第23章 こいびとおにいちゃんズ。の彼女
……。
「ごめんなさい。よく…わかりません」
杏寿郎さんは腕を伸ばして
私の髪を優しく撫でてくれた。
「俺は睦は
何もしなくてもいいと思っている。
君のする仕事はいつも見事で、とても助かるが
それは権利であって義務ではない。
仕事をしなくてはここに居られないと
どうか思わないで欲しい」
……
「…つまり、」
「睦は家族同然だ。
焦って家事をしなくても追い出したりはしない。
『したい』ではなく『しなくては』と
思っているのではないかと思ってな」
…思っていた。
そう思っていた、ずっと。
家族でもない私が、
長い間このお屋敷に置いてもらって
何かお役に立てる事をしなくてはと。
「…でも、それは当然のことではありませんか?」
「他の人間ならばそうかもしれない。
ただ睦は俺の大切な女性だからな。
例外なのだ」
にっこりと笑う杏寿郎さんには
嘘も偽りもない。
優しい言葉たちが、私の心に沁み入っていく。
…
それにしても、…。
「…どうして、急にそんな話を…?」
私が不思議に思って訊くと、
杏寿郎さんは更に表情を引き締めた。
「睦。
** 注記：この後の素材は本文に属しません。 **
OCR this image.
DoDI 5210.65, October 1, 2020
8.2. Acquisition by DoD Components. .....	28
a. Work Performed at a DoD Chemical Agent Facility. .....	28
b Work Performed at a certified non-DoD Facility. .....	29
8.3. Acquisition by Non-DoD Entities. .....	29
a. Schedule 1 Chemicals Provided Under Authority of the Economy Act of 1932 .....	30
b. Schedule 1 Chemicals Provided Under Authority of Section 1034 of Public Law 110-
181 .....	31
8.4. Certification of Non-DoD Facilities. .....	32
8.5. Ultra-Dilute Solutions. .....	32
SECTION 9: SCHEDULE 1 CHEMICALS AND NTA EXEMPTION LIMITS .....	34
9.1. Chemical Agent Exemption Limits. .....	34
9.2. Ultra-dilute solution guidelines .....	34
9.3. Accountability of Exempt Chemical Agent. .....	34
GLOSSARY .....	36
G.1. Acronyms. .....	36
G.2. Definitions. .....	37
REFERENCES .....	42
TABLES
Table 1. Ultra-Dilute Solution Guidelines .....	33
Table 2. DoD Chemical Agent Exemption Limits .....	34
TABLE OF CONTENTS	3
君はこの頃
何か悩んではいなかったか?
俺には言えない、何かを抱えていたな」
「……」
私は驚いてしまって、ただ目を見開いた。
「その理由がこれだと思っていたのだが…
どうやら違ったようだ」
この人が鋭いことはよくわかっていた。
誰の事も気にかけてくれて
分析力も高くて、しかもそれを解決までしてくれる。
「睦が抱える悩みは、俺に関する事だろう。
だから俺には言えないのではないか?」
…その通りだ。
でも、素直に頷けなかった。
だって、杏寿郎さんに不満を持っているなんて
申し訳なくてたまらない。
こんなに良く出来た人はいない。
それなのに私は…。
「俯くな。構わないから言ってごらん」
えー…。
そんなに優しく、
言ってごらんなんて言われたら
余計に言いにくいです…。
そう思っていると、
「………そん、なに言えないような事を
俺は君にしていたのか…?」
ショックを隠しきれない杏寿郎さんは
膝の上に握った拳が震えていた。